L’homme détourne la tête.
Son visage est décharné, sa peau si tendue qu’elle dessine, d’un trait noir et grossier, le contour des os. Des bleus presque violets s’étalent sous ses yeux, dévorant ses joues devenues d’un jaune maladif.
Et, au milieu de ce masque de cadavre, un regard brûlant, de vie, de volonté.
Sur son dos repose l’Enfant muette.
Son corps d’adolescente est presque aussi grand que celui de l’homme. Ses bras et ses jambes s’enroulent doucement, infiniment, autour du torse, du ventre de l’homme.
Mais déjà elle ne pèse presque plus rien, que le poids de la peau et des os.
Ses cheveux de soleil clair, d’aube d’été, sont maintenant presque tous tombés.
Ca fait six jours.
Mon Soleil, ma Lumière.
Toujours, je te ferais un abri de mon corps.
Jour 1
L’Enfant a cessé de parler dès le premier jour.

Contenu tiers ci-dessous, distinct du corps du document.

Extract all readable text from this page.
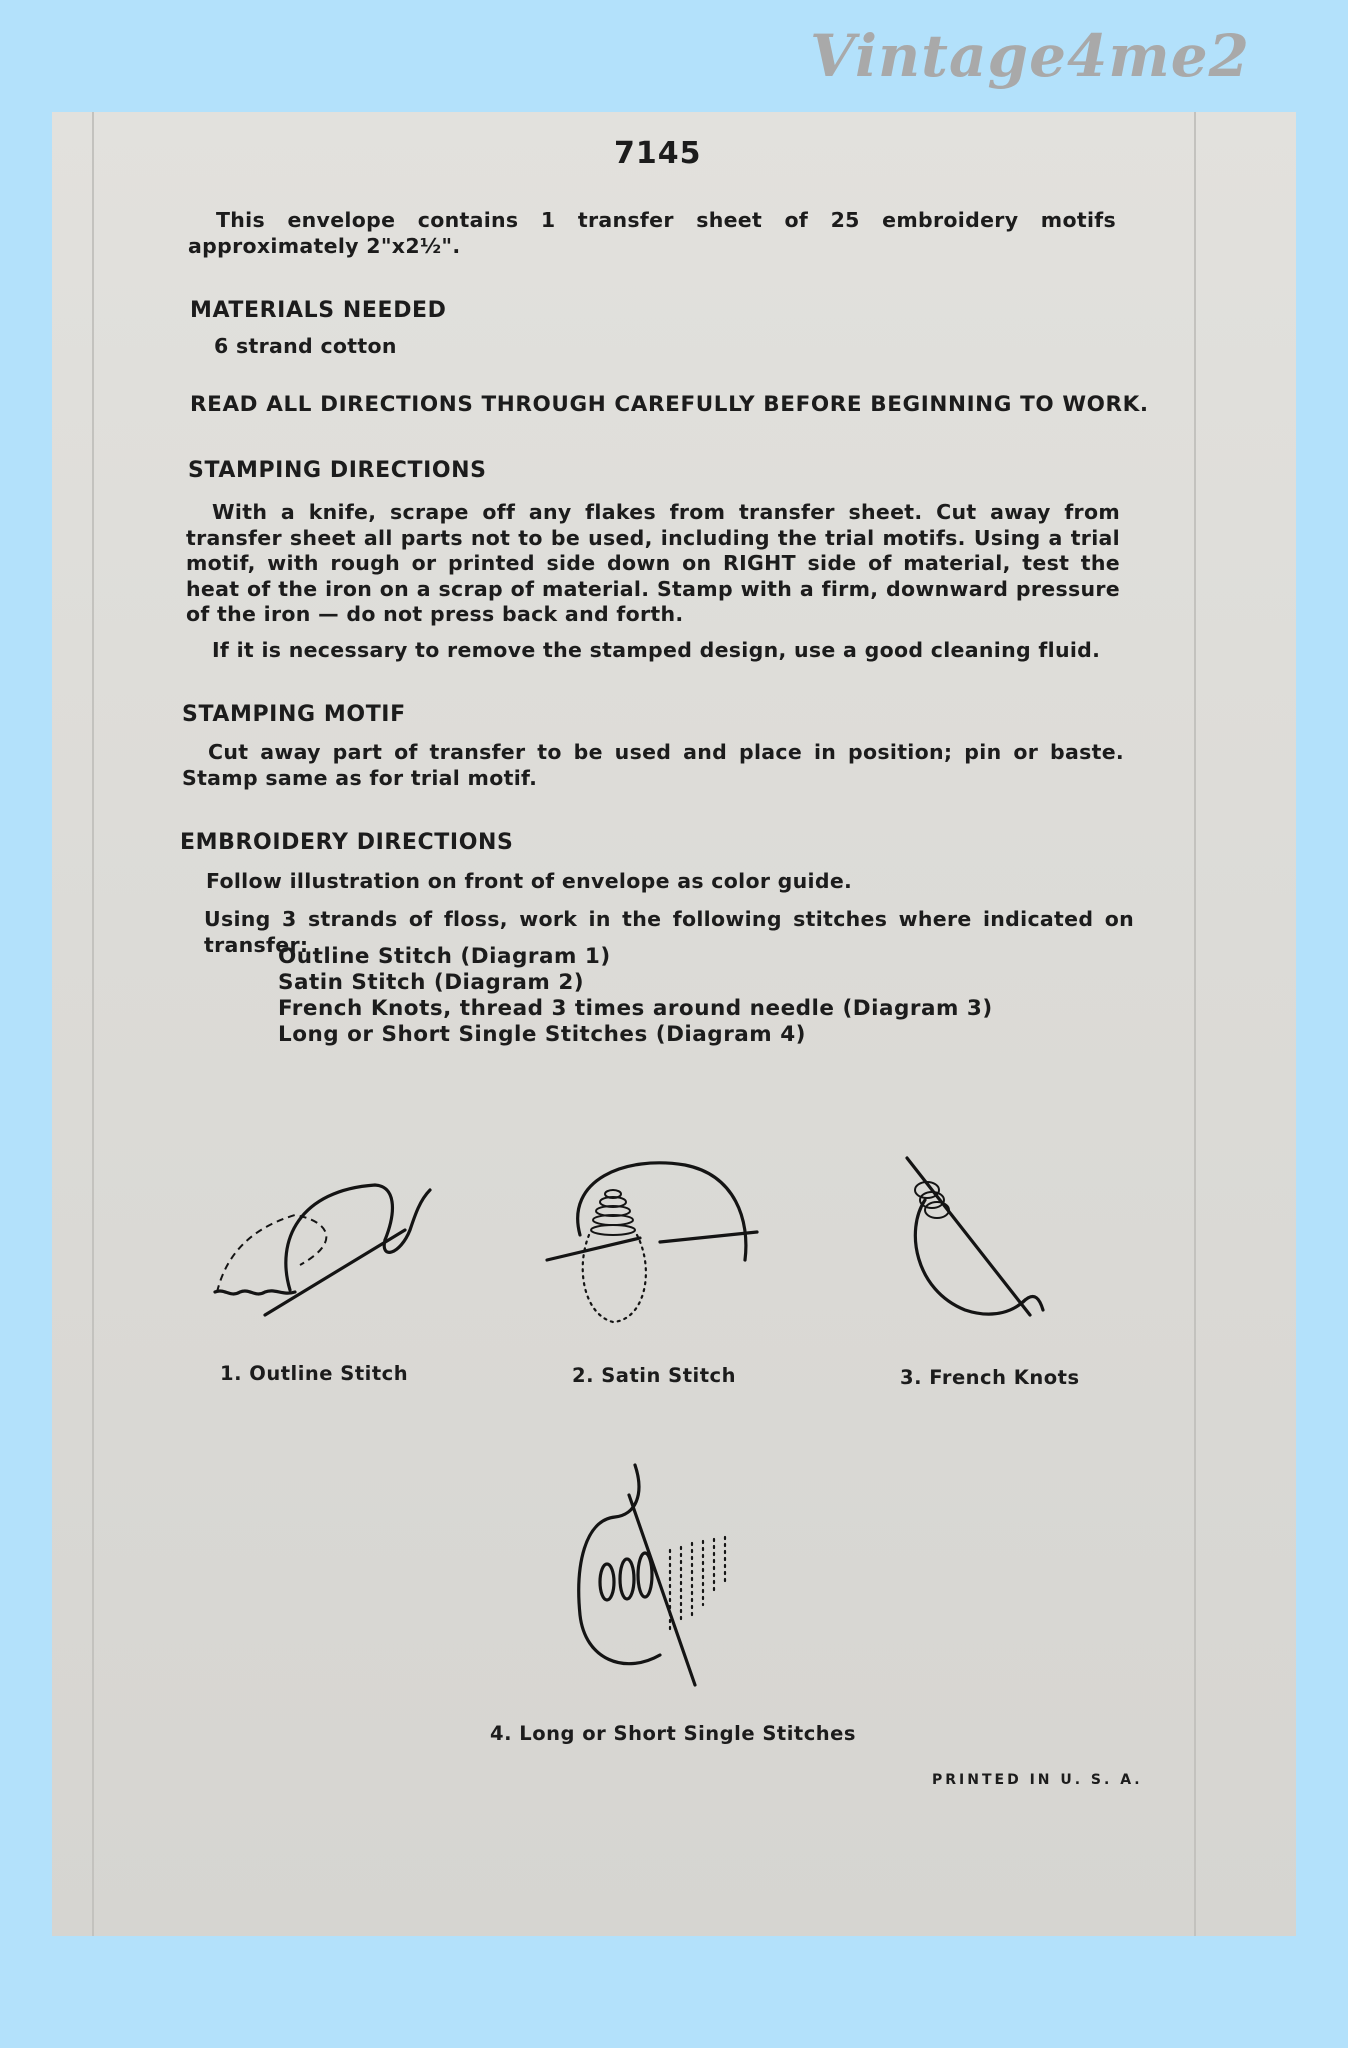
Vintage4me2
7145
This envelope contains 1 transfer sheet of 25 embroidery motifs approximately 2"x2½".
MATERIALS NEEDED
6 strand cotton
READ ALL DIRECTIONS THROUGH CAREFULLY BEFORE BEGINNING TO WORK.
STAMPING DIRECTIONS
With a knife, scrape off any flakes from transfer sheet. Cut away from transfer sheet all parts not to be used, including the trial motifs. Using a trial motif, with rough or printed side down on RIGHT side of material, test the heat of the iron on a scrap of material. Stamp with a firm, downward pressure of the iron — do not press back and forth.
If it is necessary to remove the stamped design, use a good cleaning fluid.
STAMPING MOTIF
Cut away part of transfer to be used and place in position; pin or baste. Stamp same as for trial motif.
EMBROIDERY DIRECTIONS
Follow illustration on front of envelope as color guide.
Using 3 strands of floss, work in the following stitches where indicated on transfer:
Outline Stitch (Diagram 1)
Satin Stitch (Diagram 2)
French Knots, thread 3 times around needle (Diagram 3)
Long or Short Single Stitches (Diagram 4)
1. Outline Stitch	2. Satin Stitch	3. French Knots
4. Long or Short Single Stitches
PRINTED IN U. S. A.
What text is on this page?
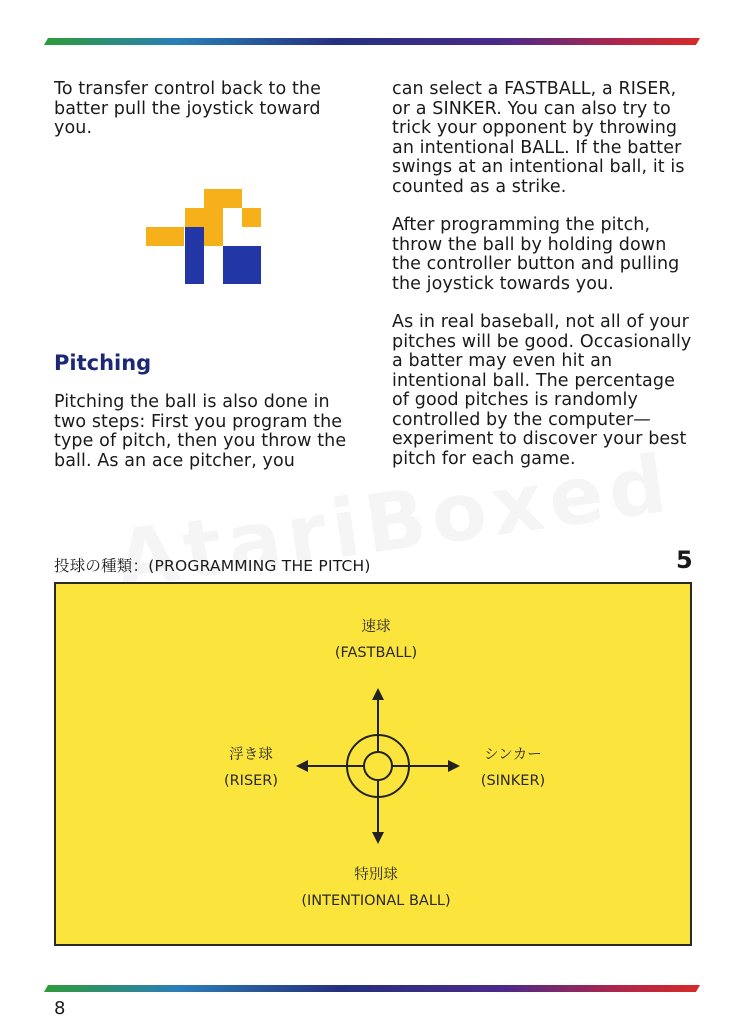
To transfer control back to the batter pull the joystick toward you.

Pitching

Pitching the ball is also done in two steps: First you program the type of pitch, then you throw the ball. As an ace pitcher, you

can select a FASTBALL, a RISER, or a SINKER. You can also try to trick your opponent by throwing an intentional BALL. If the batter swings at an intentional ball, it is counted as a strike.

After programming the pitch, throw the ball by holding down the controller button and pulling the joystick towards you.

As in real baseball, not all of your pitches will be good. Occasionally a batter may even hit an intentional ball. The percentage of good pitches is randomly controlled by the computer—experiment to discover your best pitch for each game.

投球の種類：(PROGRAMMING THE PITCH)	5
速球
(FASTBALL)
浮き球
(RISER)
シンカー
(SINKER)
特別球
(INTENTIONAL BALL)
8
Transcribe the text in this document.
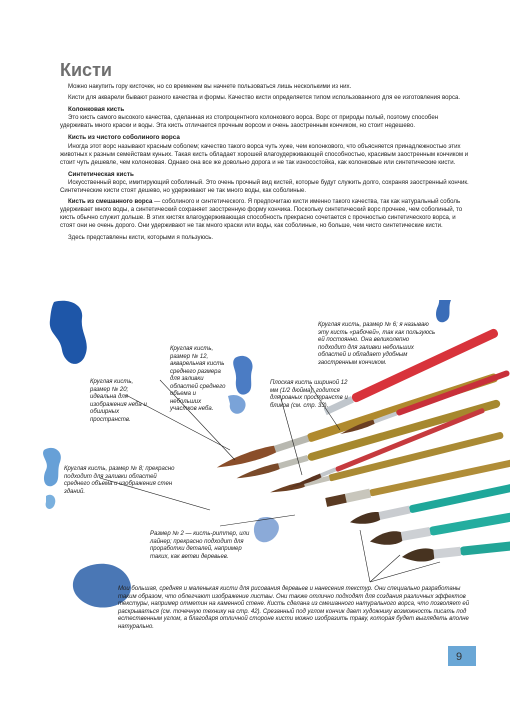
Кисти

Можно накупить гору кисточек, но со временем вы начнете пользоваться лишь несколькими из них.

Кисти для акварели бывают разного качества и формы. Качество кисти определяется типом использованного для ее изготовления ворса.

Колонковая кисть

Это кисть самого высокого качества, сделанная из столроцентного колонкового ворса. Ворс от природы полый, поэтому способен удерживать много краски и воды. Эта кисть отличается прочным ворсом и очень заостренным кончиком, но стоит недешево.

Кисть из чистого соболиного ворса

Иногда этот ворс называют красным соболем; качество такого ворса чуть хуже, чем колонкового, что объясняется принадлежностью этих животных к разным семействам куньих. Такая кисть обладает хорошей влагоудерживающей способностью, красивым заостренным кончиком и стоит чуть дешевле, чем колонковая. Однако она все же довольно дорога и не так износостойка, как колонковые или синтетические кисти.

Синтетическая кисть

Искусственный ворс, имитирующий соболиный. Это очень прочный вид кистей, которые будут служить долго, сохраняя заостренный кончик. Синтетические кисти стоят дешево, но удерживают не так много воды, как соболиные.

Кисть из смешанного ворса — соболиного и синтетического. Я предпочитаю кисти именно такого качества, так как натуральный соболь удерживает много воды, а синтетический сохраняет заостренную форму кончика. Поскольку синтетический ворс прочнее, чем соболиный, то кисть обычно служит дольше. В этих кистях влагоудерживающая способность прекрасно сочетается с прочностью синтетического ворса, и стоят они не очень дорого. Они удерживают не так много краски или воды, как соболиные, но больше, чем чисто синтетические кисти.

Здесь представлены кисти, которыми я пользуюсь.

Круглая кисть, размер № 20; идеальна для изображения неба и обширных пространств.
Круглая кисть, размер № 12, акварельная кисть среднего размера для заливки областей среднего объема и небольших участков неба.
Круглая кисть, размер № 6; я называю эту кисть «рабочей», так как пользуюсь ей постоянно. Она великолепно подходит для заливки небольших областей и обладает удобным заостренным кончиком.
Плоская кисть шириной 12 мм (1/2 дюйма); годится для ровных пространств и бликов (см. стр. 33).
Круглая кисть, размер № 8; прекрасно подходит для заливки областей среднего объема и изображения стен зданий.
Размер № 2 — кисть-риттер, или лайнер; прекрасно подходит для проработки деталей, например таких, как ветви деревьев.
Мои большая, средняя и маленькая кисти для рисования деревьев и нанесения текстур. Они специально разработаны таким образом, что облегчают изображение листвы. Они также отлично подходят для создания различных эффектов текстуры, например отметин на каменной стене. Кисть сделана из смешанного натурального ворса, что позволяет ей раскрываться (см. точечную технику на стр. 42). Срезанный под углом кончик дает художнику возможность писать под естественным углом, а благодаря отличной стороне кисти можно изобразить траву, которая будет выглядеть вполне натурально.
9
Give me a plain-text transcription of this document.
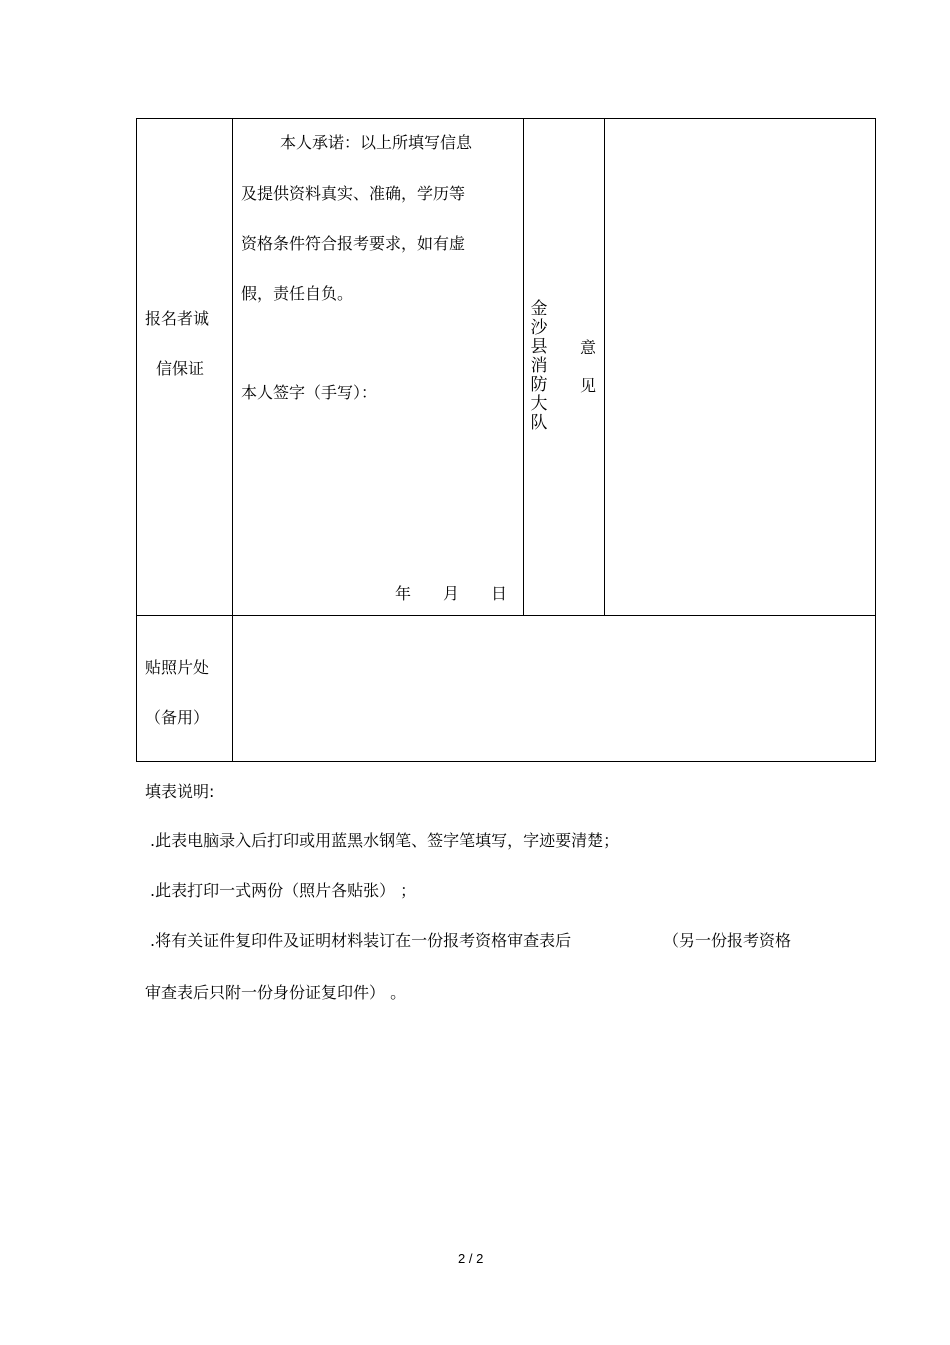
报名者诚
信保证
本人承诺：以上所填写信息
及提供资料真实、准确，学历等
资格条件符合报考要求，如有虚
假，责任自负。
本人签字（手写）：
年 月 日
金
沙
县
消
防
大
队
意
见
贴照片处
（备用）
填表说明:
.此表电脑录入后打印或用蓝黑水钢笔、签字笔填写，字迹要清楚；
.此表打印一式两份（照片各贴张） ；
.将有关证件复印件及证明材料装订在一份报考资格审查表后	（另一份报考资格
审查表后只附一份身份证复印件） 。
2 / 2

Dès que l’eau s’est mise à monter.
Tôt ou tard, les hommes savaient que cela arriverait. Tous les météorologues l’avaient prédit : les hommes poussaient la terre, chaque jour davantage, à l’extrême limite de ses capacités, la terre, un jour, réagirai.
L’eau a jailli des mers, jailli du ciel. Pendant vingt-quatre heures apocalyptiques, pour tout recouvrir, tout laver, épurer comme à l’acide. De l’eau âpre par torrents interminables. De l’eau, interminablement.
Les puissants avait peut-être prévu leur arche. Au cas où, depuis longtemps.
L’homme et l’Enfant devenue muette n’étaient pas des puissants.
Quand les vagues ont déferlés, ils ont fui sur les chemins, corps de pantins, corps agités au rythme des grondements. Ils ont couru en se tordant les jambes sur les routes devenus mouvantes, carnivores.
Ils ont cherché. Instinctivement. Ou se réfugier. Comme quelque onze milliards d’humains.
Ils ont grimpés dans des immeubles surpeuplés d’hommes affolés, fourmilière négligemment écrasé du pied.
L’Enfant s’est faite bousculer, piétiner, des heures entières.
Son corps s’est peu à peu couvert de bleus et de blessures.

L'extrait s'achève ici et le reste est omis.